Kuroda Rejects China Bubble Risk, Says It’s Not Like 1980s Japan
(Bloomberg) -- Bank of Japan Governor Haruhiko Kuroda played down the risk of a crisis from the troubles in China’s real estate market that have been exposed by the downfall of developer China Evergrande Group.
“China’s real-estate problem is somewhat different from the problem we faced” in Japan in the late 1980s and early 1990s, Kuroda said in a virtual panel discussion at a forum hosted by the European Central Bank Wednesday. “Extremely speculative investment in the real estate market does not appear to be the case in the Chinese case,” he said.
While Chinese authorities are taking measures to contain “excessive expansion of real estate activities” after a long period of growth, “at this stage, it’s quite unlikely that this problem would reverberate and affect the entire Chinese real-estate market or even the entire Chinese economy,” Kuroda said.
The BOJ chief, who worked at Japan’s Ministry of Finance during Tokyo’s bubble era and the country’s real-estate collapse, also dismissed the risk of any global financial crisis. He said China’s issues aren’t like the subprime U.S. mortgage meltdown that spurred turmoil across the world in 2008.

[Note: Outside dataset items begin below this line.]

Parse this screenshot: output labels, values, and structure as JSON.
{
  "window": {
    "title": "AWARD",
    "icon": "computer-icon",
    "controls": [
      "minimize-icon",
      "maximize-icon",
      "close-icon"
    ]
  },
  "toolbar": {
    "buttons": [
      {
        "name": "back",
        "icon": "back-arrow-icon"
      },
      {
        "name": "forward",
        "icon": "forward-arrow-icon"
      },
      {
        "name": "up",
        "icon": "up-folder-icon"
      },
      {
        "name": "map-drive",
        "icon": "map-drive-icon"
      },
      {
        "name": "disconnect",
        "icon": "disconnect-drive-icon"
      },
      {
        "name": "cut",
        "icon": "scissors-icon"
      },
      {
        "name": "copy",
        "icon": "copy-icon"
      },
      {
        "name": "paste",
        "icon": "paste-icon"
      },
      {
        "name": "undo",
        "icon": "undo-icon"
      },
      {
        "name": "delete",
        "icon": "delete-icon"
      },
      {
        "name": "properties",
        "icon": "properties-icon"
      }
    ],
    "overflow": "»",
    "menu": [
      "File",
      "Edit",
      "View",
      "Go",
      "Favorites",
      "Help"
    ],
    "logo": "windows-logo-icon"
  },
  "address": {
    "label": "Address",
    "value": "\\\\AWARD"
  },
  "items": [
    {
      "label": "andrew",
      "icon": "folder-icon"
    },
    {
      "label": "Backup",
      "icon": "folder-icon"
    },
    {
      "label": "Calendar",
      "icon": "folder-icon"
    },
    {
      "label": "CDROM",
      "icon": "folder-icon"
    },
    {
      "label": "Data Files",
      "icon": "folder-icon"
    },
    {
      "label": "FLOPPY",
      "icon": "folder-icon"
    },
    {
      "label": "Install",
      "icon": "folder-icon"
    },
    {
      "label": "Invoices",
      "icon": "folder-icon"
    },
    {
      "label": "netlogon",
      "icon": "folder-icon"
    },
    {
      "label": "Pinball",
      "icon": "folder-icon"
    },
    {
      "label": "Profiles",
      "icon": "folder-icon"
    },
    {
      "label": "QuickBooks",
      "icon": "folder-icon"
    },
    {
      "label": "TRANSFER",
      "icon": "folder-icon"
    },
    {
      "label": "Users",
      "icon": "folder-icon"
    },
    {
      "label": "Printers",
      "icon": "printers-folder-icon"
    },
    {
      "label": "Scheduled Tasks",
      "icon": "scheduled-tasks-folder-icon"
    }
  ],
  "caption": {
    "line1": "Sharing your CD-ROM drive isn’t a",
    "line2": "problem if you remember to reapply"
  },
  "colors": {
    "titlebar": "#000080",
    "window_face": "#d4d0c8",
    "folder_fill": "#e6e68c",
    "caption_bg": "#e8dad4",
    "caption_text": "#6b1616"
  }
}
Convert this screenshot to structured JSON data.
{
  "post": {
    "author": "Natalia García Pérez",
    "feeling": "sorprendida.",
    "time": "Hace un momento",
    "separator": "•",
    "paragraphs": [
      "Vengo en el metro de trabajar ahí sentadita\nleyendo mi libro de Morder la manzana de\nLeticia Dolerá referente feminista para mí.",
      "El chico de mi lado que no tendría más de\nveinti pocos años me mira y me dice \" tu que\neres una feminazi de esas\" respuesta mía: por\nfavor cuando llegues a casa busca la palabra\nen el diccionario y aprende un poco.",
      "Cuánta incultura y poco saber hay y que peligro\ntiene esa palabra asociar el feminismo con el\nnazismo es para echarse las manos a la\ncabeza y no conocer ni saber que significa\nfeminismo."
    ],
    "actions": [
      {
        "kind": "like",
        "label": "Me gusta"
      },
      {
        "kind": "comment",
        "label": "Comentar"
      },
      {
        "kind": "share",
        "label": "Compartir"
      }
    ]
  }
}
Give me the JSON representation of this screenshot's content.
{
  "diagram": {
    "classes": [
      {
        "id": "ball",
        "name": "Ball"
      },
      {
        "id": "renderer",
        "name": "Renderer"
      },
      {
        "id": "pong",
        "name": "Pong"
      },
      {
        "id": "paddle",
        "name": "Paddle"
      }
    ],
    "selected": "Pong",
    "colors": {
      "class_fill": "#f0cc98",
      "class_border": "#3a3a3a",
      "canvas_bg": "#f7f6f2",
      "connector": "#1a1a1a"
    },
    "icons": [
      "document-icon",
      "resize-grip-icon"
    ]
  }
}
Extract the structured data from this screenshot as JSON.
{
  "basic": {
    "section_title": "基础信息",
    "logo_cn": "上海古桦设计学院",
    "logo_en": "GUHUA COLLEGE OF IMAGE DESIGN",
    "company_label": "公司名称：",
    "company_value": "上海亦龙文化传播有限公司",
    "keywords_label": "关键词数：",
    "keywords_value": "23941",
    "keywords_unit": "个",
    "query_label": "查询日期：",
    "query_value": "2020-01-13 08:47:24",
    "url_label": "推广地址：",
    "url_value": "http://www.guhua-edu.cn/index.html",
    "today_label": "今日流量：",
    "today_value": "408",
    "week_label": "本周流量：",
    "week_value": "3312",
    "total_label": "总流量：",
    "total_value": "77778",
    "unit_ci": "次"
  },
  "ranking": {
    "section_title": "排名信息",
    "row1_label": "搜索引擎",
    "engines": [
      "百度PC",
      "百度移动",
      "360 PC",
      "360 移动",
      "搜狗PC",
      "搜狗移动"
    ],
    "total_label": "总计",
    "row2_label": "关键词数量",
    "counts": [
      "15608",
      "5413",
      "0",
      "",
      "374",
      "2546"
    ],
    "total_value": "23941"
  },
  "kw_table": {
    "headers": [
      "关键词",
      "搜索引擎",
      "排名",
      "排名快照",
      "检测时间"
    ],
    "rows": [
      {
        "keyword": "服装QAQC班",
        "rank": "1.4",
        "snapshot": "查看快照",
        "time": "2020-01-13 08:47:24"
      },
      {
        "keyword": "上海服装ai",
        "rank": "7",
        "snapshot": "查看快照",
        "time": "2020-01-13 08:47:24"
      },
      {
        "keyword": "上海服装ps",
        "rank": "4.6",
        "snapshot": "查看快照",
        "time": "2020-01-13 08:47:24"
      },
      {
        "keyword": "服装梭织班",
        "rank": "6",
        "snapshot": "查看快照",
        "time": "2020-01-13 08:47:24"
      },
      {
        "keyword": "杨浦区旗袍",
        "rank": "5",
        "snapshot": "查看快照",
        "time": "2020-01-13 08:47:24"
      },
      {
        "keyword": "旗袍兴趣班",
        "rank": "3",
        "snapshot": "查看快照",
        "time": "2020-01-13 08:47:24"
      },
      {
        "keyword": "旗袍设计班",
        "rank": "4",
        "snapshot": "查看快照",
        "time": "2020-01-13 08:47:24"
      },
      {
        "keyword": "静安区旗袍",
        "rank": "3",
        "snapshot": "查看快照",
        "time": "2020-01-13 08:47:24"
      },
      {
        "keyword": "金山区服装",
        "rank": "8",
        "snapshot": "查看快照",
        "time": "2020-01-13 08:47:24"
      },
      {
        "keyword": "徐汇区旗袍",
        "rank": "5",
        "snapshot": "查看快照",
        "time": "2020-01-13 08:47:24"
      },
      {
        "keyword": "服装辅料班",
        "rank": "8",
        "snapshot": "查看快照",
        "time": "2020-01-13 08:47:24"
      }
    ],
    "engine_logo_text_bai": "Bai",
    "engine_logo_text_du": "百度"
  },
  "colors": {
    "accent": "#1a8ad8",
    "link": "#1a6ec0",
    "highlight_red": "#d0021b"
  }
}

“As far as I can see -- probably this is also the case in the U.S. and Europe -- as far as the Japanese financial system is concerned, the direct exposure to a particular real estate group or even the entire Chinese real estate market is quite limited,” Kuroda said. “I don’t think it’s likely to be a big financial crisis emanating from China to the world.”
Kuroda also said that Japan’s economy should recoup its pandemic-era losses by late 2021 or early 2022. Growth for the current fiscal year “may be quite small,” but “next year the economy is likely to grow about 4% or something like that.”
With the fully vaccinated share of the population now at 60% and Japan’s state of emergency lifted, consumer spending should gradually step up from its “quite weak” state, Kuroda said. He also noted that profits among Japanese companies have translated into “fairly firm” business fixed investment.
Kuroda also indicated no change in monetary stance as a result of the change in government under way. Whatever fiscal or regulatory policies are adopted by incoming Prime Minister Fumio Kishida’s cabinet, the BOJ will continue to “maintain extremely accommodative monetary policy,” Kuroda said. The BOJ’s objective is reaching 2% inflation as soon as possible, and “that mandate is not likely to change,” he said.
Kuroda reiterated the BOJ would further ease monetary conditions if necessary.